The U.S. has seen an increase in the percentage of adults with college degrees, which helps boost their lifetime earnings.

But a new report shows the nation still has trouble closing racial gaps for higher education attainment, including in Wisconsin.

The Georgetown University Center on Education and the Workforce says between 2010 and 2020, the proportion of U.S. residents with degrees increased by nearly 7%, leading to $14 trillion in additional net earnings over workers' lifetimes.

However, Center Director Tony Carnevale said even though all racial groups saw positive movement, there was no substantial change in narrowing gaps.

"What we have here is a race in which everybody is running faster," said Carnevale, "but no group is really changing their position in the race."

He said that undermines efforts to establish racial and economic justice.

According to state-level data within the report, Wisconsin mirrored national progress - with a 7% increase in degree attainment.
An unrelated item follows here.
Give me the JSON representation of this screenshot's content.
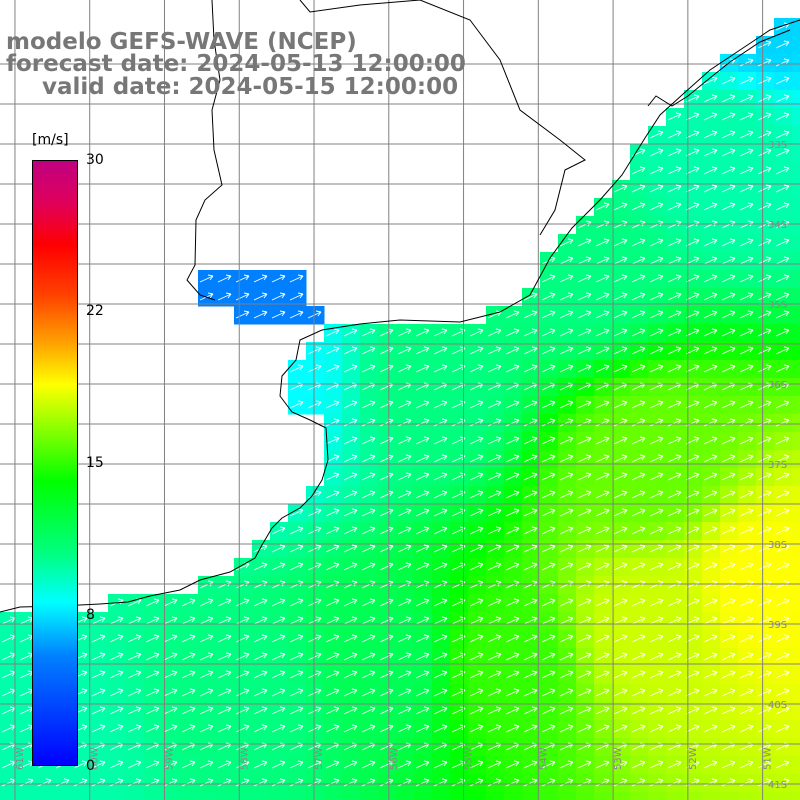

The racial gap narrowed for Latino adults, but widened for Black adults.

If the U.S. wants to get serious about eliminating these disparities, Carnevale said it starts with creating an even playing field in early childhood education and K-12 schools.

"Getting from childhood to a good job in the United States is a long walk," said Carnevale, "and you have to focus every step of the way. Because the way the American system works is that people from less advantaged families begin to lose ground in the early grades."

The report authors say if all racial and ethnic groups had the same college degree attainment as white adults, the nation's workers would see an additional $11 trillion in lifetime earnings.

That would be on top of the $14 trillion already forecast.

The summary included data for associate, bachelor's and graduate degrees.

Support for this reporting was provided by Lumina Foundation.